Clear explains that one reason why we fail to stick with habits is that our self image gets in the way. We tell ourselves that we are trying to become a person who exercises daily instead of making the identity shift into believing that you are a person who exercises daily. This is the best way to be intrinsically motivated, if you identify as a fit person who enjoys exercise then the habit that sustains that identity becomes easier. One thing Clear wrote that really stuck with me on this topic is “every action you take is a vote for the type of person you want to become”. It sounds hyperbolic but when you really think about it, it rings true.

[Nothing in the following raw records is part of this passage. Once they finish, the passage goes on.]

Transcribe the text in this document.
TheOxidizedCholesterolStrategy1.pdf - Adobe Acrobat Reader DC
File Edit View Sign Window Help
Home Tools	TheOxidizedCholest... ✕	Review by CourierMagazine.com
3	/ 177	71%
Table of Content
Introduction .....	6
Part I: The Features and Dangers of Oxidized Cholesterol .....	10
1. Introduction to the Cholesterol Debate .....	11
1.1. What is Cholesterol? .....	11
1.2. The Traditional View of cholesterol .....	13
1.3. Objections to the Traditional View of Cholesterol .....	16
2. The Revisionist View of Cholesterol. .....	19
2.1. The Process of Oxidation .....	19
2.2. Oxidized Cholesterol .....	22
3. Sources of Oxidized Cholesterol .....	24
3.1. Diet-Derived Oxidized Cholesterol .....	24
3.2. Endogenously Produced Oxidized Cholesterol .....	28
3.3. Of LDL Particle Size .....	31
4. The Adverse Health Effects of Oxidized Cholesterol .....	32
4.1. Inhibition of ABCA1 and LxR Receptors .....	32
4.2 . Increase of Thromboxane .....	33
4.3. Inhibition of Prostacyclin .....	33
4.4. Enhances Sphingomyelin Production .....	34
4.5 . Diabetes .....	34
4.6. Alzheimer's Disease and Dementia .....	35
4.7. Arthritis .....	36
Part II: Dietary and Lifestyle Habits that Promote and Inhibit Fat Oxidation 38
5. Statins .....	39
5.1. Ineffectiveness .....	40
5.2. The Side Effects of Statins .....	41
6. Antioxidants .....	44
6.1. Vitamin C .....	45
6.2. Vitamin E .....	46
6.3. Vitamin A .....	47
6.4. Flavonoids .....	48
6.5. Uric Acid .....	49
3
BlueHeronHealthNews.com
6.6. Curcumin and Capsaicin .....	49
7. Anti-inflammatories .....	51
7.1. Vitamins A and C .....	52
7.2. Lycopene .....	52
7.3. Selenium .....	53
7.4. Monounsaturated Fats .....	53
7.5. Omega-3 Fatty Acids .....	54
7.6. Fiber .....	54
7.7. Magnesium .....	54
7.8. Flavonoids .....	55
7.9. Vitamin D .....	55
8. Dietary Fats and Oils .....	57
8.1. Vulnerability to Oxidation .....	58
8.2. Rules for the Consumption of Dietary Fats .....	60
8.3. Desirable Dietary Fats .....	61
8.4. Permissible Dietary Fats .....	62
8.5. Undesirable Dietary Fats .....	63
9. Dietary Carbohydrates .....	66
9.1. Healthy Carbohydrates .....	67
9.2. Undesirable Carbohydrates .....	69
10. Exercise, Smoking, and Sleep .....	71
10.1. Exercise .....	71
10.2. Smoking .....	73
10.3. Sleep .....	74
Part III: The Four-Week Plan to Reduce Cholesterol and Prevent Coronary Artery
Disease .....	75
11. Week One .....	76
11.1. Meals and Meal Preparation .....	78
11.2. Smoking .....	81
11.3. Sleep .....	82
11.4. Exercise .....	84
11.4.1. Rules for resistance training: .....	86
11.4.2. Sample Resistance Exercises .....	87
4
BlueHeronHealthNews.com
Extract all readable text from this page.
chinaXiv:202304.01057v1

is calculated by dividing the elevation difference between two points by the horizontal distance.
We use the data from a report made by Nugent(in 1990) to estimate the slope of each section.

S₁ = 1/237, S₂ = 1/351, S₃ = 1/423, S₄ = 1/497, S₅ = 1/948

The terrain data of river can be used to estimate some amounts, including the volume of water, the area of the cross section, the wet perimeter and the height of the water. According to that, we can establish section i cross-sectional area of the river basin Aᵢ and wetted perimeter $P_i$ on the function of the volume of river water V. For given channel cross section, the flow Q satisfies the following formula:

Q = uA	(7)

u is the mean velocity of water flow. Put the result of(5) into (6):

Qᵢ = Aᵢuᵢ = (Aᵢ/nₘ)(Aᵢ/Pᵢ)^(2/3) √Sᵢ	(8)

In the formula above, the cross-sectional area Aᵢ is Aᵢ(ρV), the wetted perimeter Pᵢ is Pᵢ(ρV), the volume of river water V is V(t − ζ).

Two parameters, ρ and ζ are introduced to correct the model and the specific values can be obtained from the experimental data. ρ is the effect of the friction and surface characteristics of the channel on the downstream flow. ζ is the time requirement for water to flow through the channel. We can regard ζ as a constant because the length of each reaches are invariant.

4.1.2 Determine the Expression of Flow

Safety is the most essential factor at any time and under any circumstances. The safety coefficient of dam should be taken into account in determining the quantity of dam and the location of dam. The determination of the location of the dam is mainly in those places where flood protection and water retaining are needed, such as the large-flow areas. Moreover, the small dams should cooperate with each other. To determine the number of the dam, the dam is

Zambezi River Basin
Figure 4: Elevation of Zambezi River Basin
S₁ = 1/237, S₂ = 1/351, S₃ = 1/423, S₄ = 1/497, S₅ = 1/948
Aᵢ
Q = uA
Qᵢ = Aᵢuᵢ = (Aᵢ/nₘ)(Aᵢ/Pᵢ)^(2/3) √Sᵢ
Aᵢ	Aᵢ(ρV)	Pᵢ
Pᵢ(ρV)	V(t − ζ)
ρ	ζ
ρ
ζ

Forget goals, focus on systems.
Clear emphasizes that systems are what keep our habits running and eventually lead us to our goals. There are a few issues with a goals first mentality. One issue is that it’s harder to live in the moment and enjoy your day to day life if you are just striving for a goal. Another issue is what happens when you hit your goal? Most of us don’t savor that feeling, we just move the milestone. Clear asks us to fall in love with the process, to savor the systems that keep us slowly moving towards the people we want to be. This way, as long as your systems are running you feel content and satisfaction. I’ve been trying this out for the last 6 weeks since I finished the book and I really like it. I’ve put systems in place (daily exercise, reading and meditation) without goals per se aside from putting in the time. Just knowing that my systems are running feels great! The quote from this section that I keep coming back to is “You do not rise to the level of your goals. You fall to the level of your systems.”
The book is filled with more concepts, these are just two that really stuck with me. This book has something for everyone. If you have struggled to make a habit change last I highly recommend reading Atomic Habits.